"But don't you think, Mr. March," the boy ventured, "that the man had better be cutting the wheat, and letting the women watch the cows?"
"Well, I don't know. There are more of them; and he wouldn't be half so graceful as they are, with that flow of their garments, and the sway of their aching backs." The boy smiled sadly, and March put his hand on his shoulder as they walked on. "You find a lot of things in Europe that need putting right, don't you, Rose?"
"Yes; I know it's silly."
"Well, I'm not sure. But I'm afraid it's useless. You see, these old customs go such a way back, and are so grounded in conditions. We think they might be changed, if those who rule could be got to see how cruel and ugly they are; but probably they couldn't. I'm afraid that the Emperor of Austria himself couldn't change them, in his sovereign plenitude of power. The Emperor is only an old custom too, and he's as much grounded in the conditions as any." This was the serious way Rose felt that March ought always to talk; and he was too much grieved to laugh when he went on. "The women have so much of the hard work to do, over here, because the emperors need the men for their armies. They couldn't let their men cut wheat unless it was for their officers' horses, in the field of some peasant whom it would ruin."
If Mrs. March was by she would not allow him to work these paradoxes for the boy's confusion. She said the child adored him, and it was a sacrilege to play with his veneration.

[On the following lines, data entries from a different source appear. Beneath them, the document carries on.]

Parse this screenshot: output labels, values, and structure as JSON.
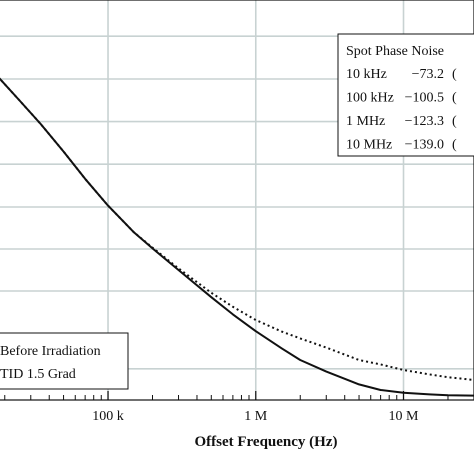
{
  "chart_data": {
    "type": "line",
    "xlabel": "Offset Frequency (Hz)",
    "xscale": "log",
    "xlim": [
      18000,
      30000000
    ],
    "ylim": [
      0,
      1
    ],
    "grid": true,
    "x_ticks": [
      {
        "value": 100000,
        "label": "100 k"
      },
      {
        "value": 1000000,
        "label": "1 M"
      },
      {
        "value": 10000000,
        "label": "10 M"
      }
    ],
    "x_minor_ticks": [
      20000,
      30000,
      40000,
      50000,
      60000,
      70000,
      80000,
      90000,
      200000,
      300000,
      400000,
      500000,
      600000,
      700000,
      800000,
      900000,
      2000000,
      3000000,
      4000000,
      5000000,
      6000000,
      7000000,
      8000000,
      9000000,
      20000000
    ],
    "y_gridlines": [
      0.078,
      0.2725,
      0.3775,
      0.4825,
      0.5895,
      0.696,
      0.8025,
      0.9095
    ],
    "legend": {
      "position": "bottom-left",
      "entries": [
        "Before Irradiation",
        "TID 1.5 Grad"
      ]
    },
    "series": [
      {
        "name": "Before Irradiation",
        "style": "solid",
        "color": "#111111",
        "x": [
          18000,
          25000,
          35000,
          50000,
          70000,
          100000,
          150000,
          200000,
          300000,
          500000,
          700000,
          1000000,
          1500000,
          2000000,
          3000000,
          5000000,
          7000000,
          10000000,
          15000000,
          20000000,
          30000000
        ],
        "y": [
          0.808,
          0.75,
          0.69,
          0.621,
          0.553,
          0.486,
          0.419,
          0.379,
          0.325,
          0.257,
          0.214,
          0.172,
          0.129,
          0.1,
          0.071,
          0.039,
          0.025,
          0.018,
          0.014,
          0.012,
          0.011
        ]
      },
      {
        "name": "TID 1.5 Grad",
        "style": "dotted",
        "color": "#111111",
        "x": [
          18000,
          25000,
          35000,
          50000,
          70000,
          100000,
          150000,
          200000,
          300000,
          500000,
          700000,
          1000000,
          1500000,
          2000000,
          3000000,
          5000000,
          7000000,
          10000000,
          15000000,
          20000000,
          30000000
        ],
        "y": [
          0.808,
          0.75,
          0.69,
          0.621,
          0.553,
          0.486,
          0.419,
          0.381,
          0.329,
          0.268,
          0.233,
          0.2,
          0.171,
          0.154,
          0.131,
          0.1,
          0.089,
          0.075,
          0.064,
          0.057,
          0.05
        ]
      }
    ],
    "table": {
      "title": "Spot Phase Noise",
      "rows": [
        {
          "freq": "10 kHz",
          "value": "−73.2",
          "rest": "("
        },
        {
          "freq": "100 kHz",
          "value": "−100.5",
          "rest": "("
        },
        {
          "freq": "1 MHz",
          "value": "−123.3",
          "rest": "("
        },
        {
          "freq": "10 MHz",
          "value": "−139.0",
          "rest": "("
        }
      ]
    }
  }
}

She always interfered to save him, but with so little logic though so much justice that Rose suffered a humiliation from her championship, and was obliged from a sense of self-respect to side with the mocker. She understood this, and magnanimously urged it as another reason why her husband should not trifle with Rose's ideal of him; to make his mother laugh at him was wicked.
"Oh, I'm not his only ideal," March protested. "He adores Kenby too, and every now and then he brings me to book with a text from Kenby's gospel."

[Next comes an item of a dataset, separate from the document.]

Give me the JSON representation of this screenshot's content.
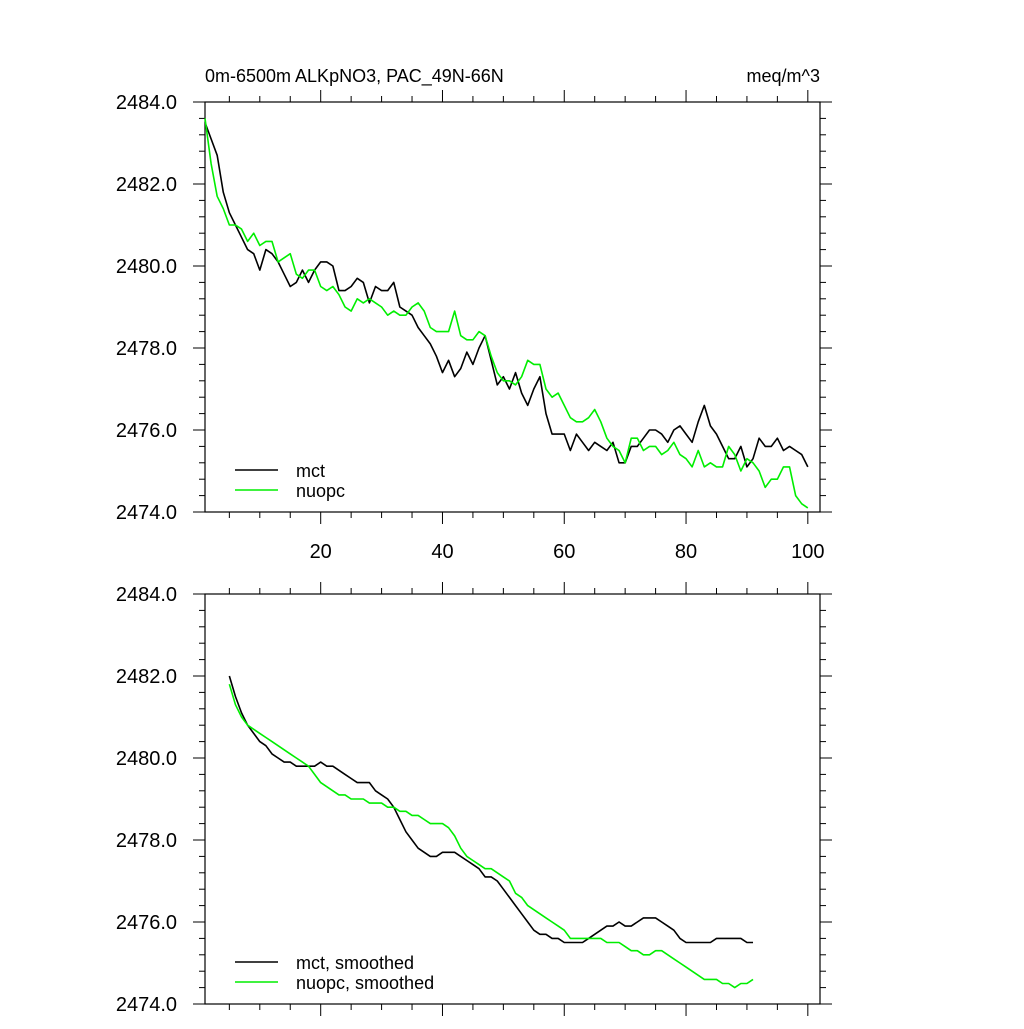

Mrs. March caught her breath. "Kenby! Do you really think, then, that she—"
"Oh, hold on, now! It isn't a question of Mrs. Adding; and I don't say Rose had an eye on poor old Kenby as a step-father. I merely want you to understand that I'm the object of a divided worship, and that when I'm off duty as an ideal I don't see why I shouldn't have the fun of making Mrs. Adding laugh. You can't pretend she isn't wrapped up in the boy. You've said that yourself."
"Yes, she's wrapped up in him; she'd give her life for him; but she is so light. I didn't suppose she was so light; but it's borne in upon me more and more."

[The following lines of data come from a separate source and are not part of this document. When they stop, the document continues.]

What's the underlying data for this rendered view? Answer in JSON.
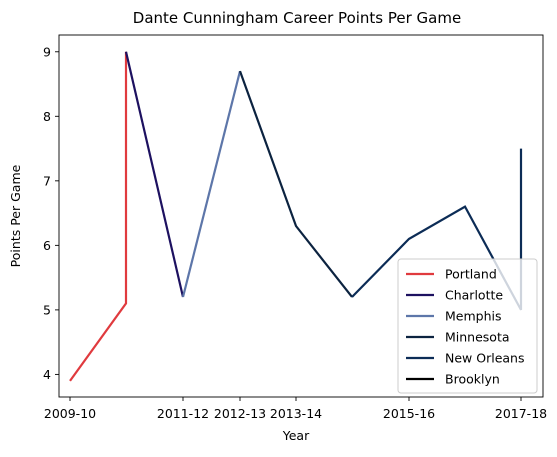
{
  "chart_data": {
    "type": "line",
    "title": "Dante Cunningham Career Points Per Game",
    "xlabel": "Year",
    "ylabel": "Points Per Game",
    "x_tick_labels": [
      "2009-10",
      "2011-12",
      "2012-13",
      "2013-14",
      "2015-16",
      "2017-18"
    ],
    "ylim": [
      3.65,
      9.26
    ],
    "y_ticks": [
      4,
      5,
      6,
      7,
      8,
      9
    ],
    "grid": false,
    "legend_position": "lower-right",
    "series": [
      {
        "name": "Portland",
        "color": "#e03a3e",
        "points": [
          {
            "x": "2009-10",
            "y": 3.9
          },
          {
            "x": "2010-11",
            "y": 5.1
          },
          {
            "x": "2010-11",
            "y": 9.0
          }
        ]
      },
      {
        "name": "Charlotte",
        "color": "#1d1160",
        "points": [
          {
            "x": "2010-11",
            "y": 9.0
          },
          {
            "x": "2011-12",
            "y": 5.2
          }
        ]
      },
      {
        "name": "Memphis",
        "color": "#5d76a9",
        "points": [
          {
            "x": "2011-12",
            "y": 5.2
          },
          {
            "x": "2012-13",
            "y": 8.7
          }
        ]
      },
      {
        "name": "Minnesota",
        "color": "#0c2340",
        "points": [
          {
            "x": "2012-13",
            "y": 8.7
          },
          {
            "x": "2013-14",
            "y": 6.3
          },
          {
            "x": "2014-15",
            "y": 5.2
          }
        ]
      },
      {
        "name": "New Orleans",
        "color": "#0c2c56",
        "points": [
          {
            "x": "2014-15",
            "y": 5.2
          },
          {
            "x": "2015-16",
            "y": 6.1
          },
          {
            "x": "2016-17",
            "y": 6.6
          },
          {
            "x": "2017-18",
            "y": 5.0
          },
          {
            "x": "2017-18",
            "y": 7.5
          }
        ]
      },
      {
        "name": "Brooklyn",
        "color": "#000000",
        "points": []
      }
    ]
  }
}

They were constantly seeing Rose and his mother, in the sort of abeyance the Triscoes had fallen into. One afternoon the Addings came to Mrs. March's room to look from her windows at a parade of bicyclers' clubs from the neighboring towns. The spectacle prospered through its first half-hour, with the charm which German sentiment and ingenuity, are able to lend even a bicycle parade. The wheelmen and wheelwomen filed by on machines wreathed with flowers and ribbons, and decked with streaming banners. Here and there one sat under a moving arch of blossoms, or in a bower of leaves and petals, and they were all gay with their club costumes and insignia. In the height of the display a sudden mountain shower gathered and broke upon them. They braved it till it became a drenching down-pour; then they leaped from their machines and fled to any shelter they could find, under trees and in doorways. The men used their greater agility to get the best places, and kept them; the women made no appeal for them by word or look, but took the rain in the open as if they expected nothing else.